Glaucoma — cholinergic role
In glaucoma, cholinomimetics (pilocarpine, carbachol, echothiophate) contract the ciliary muscle and pull on the scleral spur → open the trabecular meshwork → ↑aqueous outflow → ↓IOP. Topical AChE inhibitors are now largely superseded by prostaglandin analogues and beta-blockers, but pilocarpine remains useful in acute angle-closure to break the attack via miosis.
Adverse effects & contraindications (summary flow)
Excess muscarinic stimulation → bradycardia, hypotension, bronchospasm, increased secretions, abdominal cramps, urinary urgency, miosis, blurred vision, sweating.
Contraindications to cholinomimetics: bronchial asthma/COPD, peptic ulcer disease, coronary insufficiency, mechanical GI/urinary obstruction, hyperthyroidism (arrhythmia risk).
Key differentials & exam traps
- Nicotinic vs muscarinic: Atropine blocks only muscarinic. To block ganglia use ganglion blockers (hexamethonium, trimethaphan, mecamylamine); to block NMJ use curare-type (tubocurarine, atracurium) or depolarising (succinylcholine).
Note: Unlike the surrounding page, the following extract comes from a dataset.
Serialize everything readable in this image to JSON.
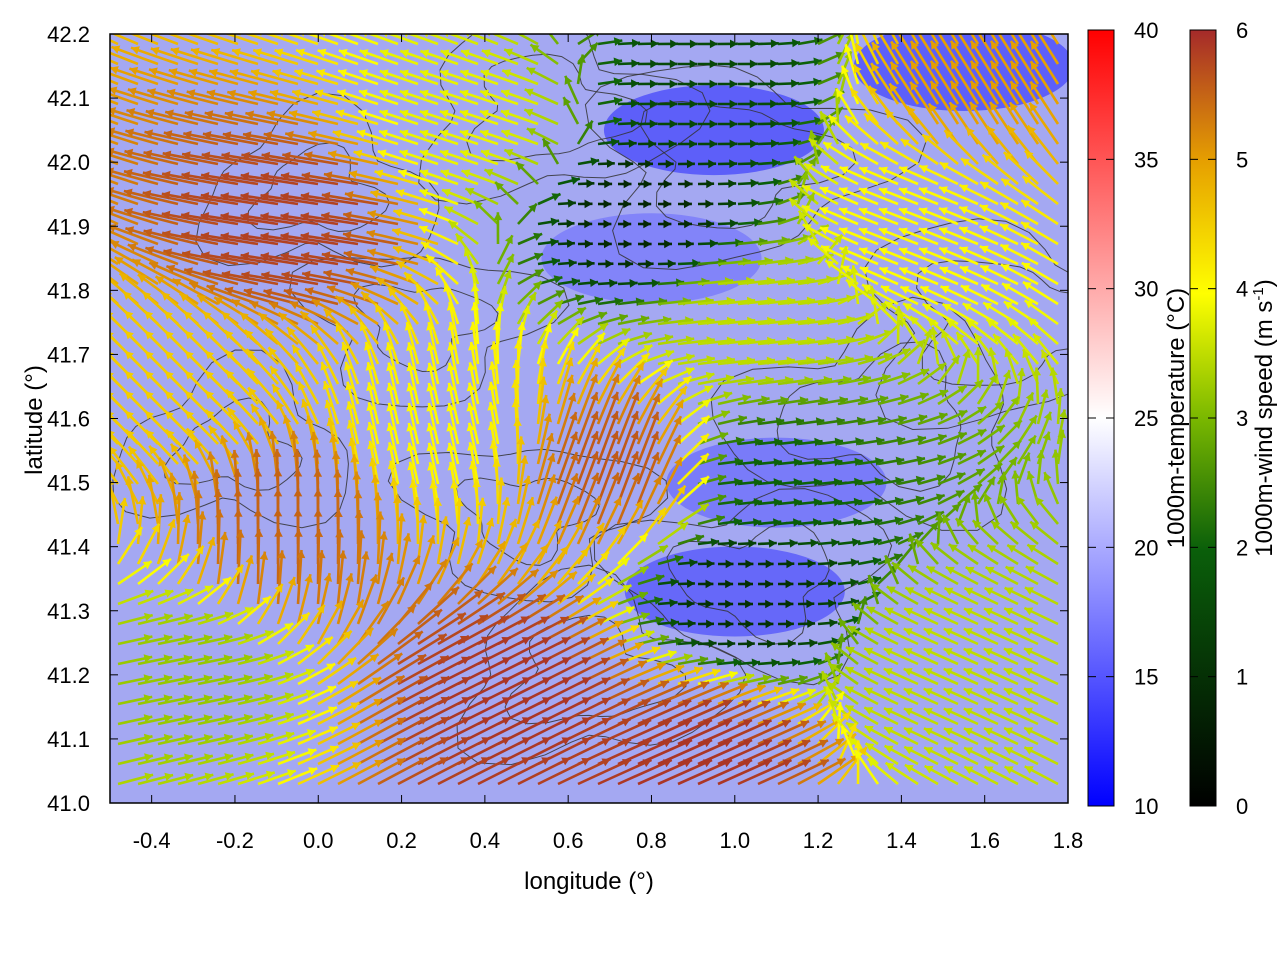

- Reversal of NMJ blockade: Neostigmine reverses non-depolarising block; it worsens phase-I depolarising (succinylcholine) block. Sugammadex specifically reverses rocuronium/vecuronium by encapsulation (not a cholinesterase mechanism).
- Direct vs indirect agonist: Direct agonists act even when nerve is degenerated; indirect (anti-AChE) need endogenous ACh.
Recently asked / exam angle
- Pinpoint pupils + excessive secretions + farmer/pesticide exposure → OP poisoning; treat with atropine + pralidoxime; atropine end-point = drying of secretions, not pupil size.
- Drug crossing BBB to treat atropine/datura poisoning → physostigmine (tertiary amine).
- Why pralidoxime fails if given late → ageing of the phosphorylated enzyme.
- Antidote that reverses nicotinic features in OP poisoning → pralidoxime (atropine does not).
- Drug of choice for post-op non-obstructive urinary retention / atonic bladder → bethanechol.
- Bronchial provocation test agent → methacholine.
- M2 receptor — Gi-coupled, cardiac, mediates vagal bradycardia.
- Rivastigmine — only AChE inhibitor also inhibiting butyrylcholinesterase, available as transdermal patch.
- Sweat gland innervation paradox — sympathetic cholinergic (muscarinic) → explains sweating with cholinomimetics and dry skin with atropine.
- Galantamine — dual action (AChE inhibition + nicotinic allosteric modulation).
Rapid revision
- ACh synthesis rate-limiting step = choline uptake (blocked by hemicholinium); release blocked by botulinum toxin.
- Odd muscarinic (M1/M3/M5) = Gq/↑IP3; even (M2/M4) = Gi/↓cAMP.
- M2 = cardiac bradycardia; M3 = glands, smooth muscle, miosis, NO vasodilation.
- Bethanechol — bladder/gut selective, AChE-resistant; for urinary retention & ileus.
- Pilocarpine — glaucoma + xerostomia (Sjögren); causes miosis.
- Neostigmine quaternary (no CNS); physostigmine tertiary (crosses BBB, antidote for atropine poisoning).
- Pyridostigmine = first-line symptomatic myasthenia gravis.
- OP poisoning: pinpoint pupils, DUMBBELSS, death from respiratory failure; Rx atropine + pralidoxime + diazepam.
- Atropine covers muscarinic/CNS; pralidoxime covers nicotinic — must precede ageing (soman ages fastest).
- Edrophonium improves myasthenic, worsens cholinergic crisis.
- Alzheimer's: donepezil, rivastigmine (also BuChE, patch), galantamine; add memantine in moderate-severe.
- Carbamate poisoning is milder (reversible, no ageing); pralidoxime usually unnecessary.